Мне кажется теперь, что в этих заокеанских яствах был заложен микроб страны, которая нам посылала их, потому что никогда до этого не было у нас в школе такой оживленной торговли, такого хищного ростовщичества, такой безудержной биржевой и картежной игры. Мы поклонялись американской каше, как жирному, тучному богу. И вы улыбались нам со стены почти так же, как улыбаются святые.

Но послушайте, что было дальше.

Может быть, это «дальше» покажется вам не совсем интересным. Но именно здесь начинается то, о чем я хотел написать вам в своем письме.

Наступило знойное лето.

По праздничным дням мы ходили купаться на Канонерский остров, который находится в юго-западной части Ленинграда, у выхода в море реки Невы. При основании города Петербурга здесь жили царские канониры и прочие рядовые чины морской службы. Но это было очень давно.

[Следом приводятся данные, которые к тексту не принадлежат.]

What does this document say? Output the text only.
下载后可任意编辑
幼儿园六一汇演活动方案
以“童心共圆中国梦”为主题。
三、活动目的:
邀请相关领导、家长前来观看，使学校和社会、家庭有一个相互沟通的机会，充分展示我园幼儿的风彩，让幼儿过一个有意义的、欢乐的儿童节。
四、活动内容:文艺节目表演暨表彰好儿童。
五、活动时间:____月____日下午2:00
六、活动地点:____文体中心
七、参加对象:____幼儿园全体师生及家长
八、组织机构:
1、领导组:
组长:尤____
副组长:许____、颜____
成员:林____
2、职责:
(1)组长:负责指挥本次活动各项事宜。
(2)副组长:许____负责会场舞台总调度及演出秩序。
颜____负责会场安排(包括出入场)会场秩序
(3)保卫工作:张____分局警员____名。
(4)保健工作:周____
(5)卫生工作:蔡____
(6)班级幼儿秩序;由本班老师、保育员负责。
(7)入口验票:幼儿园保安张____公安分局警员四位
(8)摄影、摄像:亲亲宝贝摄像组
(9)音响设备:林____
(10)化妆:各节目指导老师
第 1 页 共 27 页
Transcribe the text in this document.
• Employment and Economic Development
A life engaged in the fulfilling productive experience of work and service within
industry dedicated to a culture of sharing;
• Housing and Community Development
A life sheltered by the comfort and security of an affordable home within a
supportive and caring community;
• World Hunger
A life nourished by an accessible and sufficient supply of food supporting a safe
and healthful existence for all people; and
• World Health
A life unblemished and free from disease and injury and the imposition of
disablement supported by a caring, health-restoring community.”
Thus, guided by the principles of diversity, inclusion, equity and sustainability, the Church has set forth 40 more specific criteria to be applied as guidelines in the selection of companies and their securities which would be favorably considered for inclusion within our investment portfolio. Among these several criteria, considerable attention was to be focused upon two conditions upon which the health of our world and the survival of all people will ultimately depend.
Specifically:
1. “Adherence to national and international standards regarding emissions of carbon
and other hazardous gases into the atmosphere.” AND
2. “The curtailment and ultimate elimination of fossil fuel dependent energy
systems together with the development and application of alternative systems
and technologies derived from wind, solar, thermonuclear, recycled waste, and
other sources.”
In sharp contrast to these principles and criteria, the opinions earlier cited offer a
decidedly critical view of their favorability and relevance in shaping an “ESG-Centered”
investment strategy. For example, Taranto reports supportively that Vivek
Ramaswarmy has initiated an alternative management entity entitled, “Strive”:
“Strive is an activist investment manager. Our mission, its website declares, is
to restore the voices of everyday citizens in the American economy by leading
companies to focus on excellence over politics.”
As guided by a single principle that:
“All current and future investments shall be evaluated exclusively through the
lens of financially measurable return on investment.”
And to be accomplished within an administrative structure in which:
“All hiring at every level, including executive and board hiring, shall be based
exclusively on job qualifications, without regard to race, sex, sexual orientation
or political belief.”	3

Однажды мы купались до вечера, а вечером возвращались домой через Ленинградский торговый порт. Переехав на лодках Морской канал, мы шли по цементной дороге набережной мимо грузных подъемных кранов, плоских пакгаузов и величайших элеваторов.

Конечно, наш порт поменьше Нью-Йоркского, но все-таки он представляет собой очень величественную картину вечером, перед заходом солнца, когда розовые пятна ложатся на все предметы, большие и маленькие, и огромные корабли, прибывшие из жарких и холодных стран, соперничают между собой высотой своих мачт и яркостью своих флагов.

На набережной тихо, лишь легкое поскрипывание причальных свай да перезвон склянок нарушают эту тишину. Здесь пахнет морем, смолой, краской, крепкими табаками, мукой и всем прочим, что хранится в пакгаузах и трюмах кораблей: селедками, кофе, машинным маслом, пенькой, деревом… Ящики с импортными машинами стоят у самого берега, и от них тоже пахнет своим особым запахом.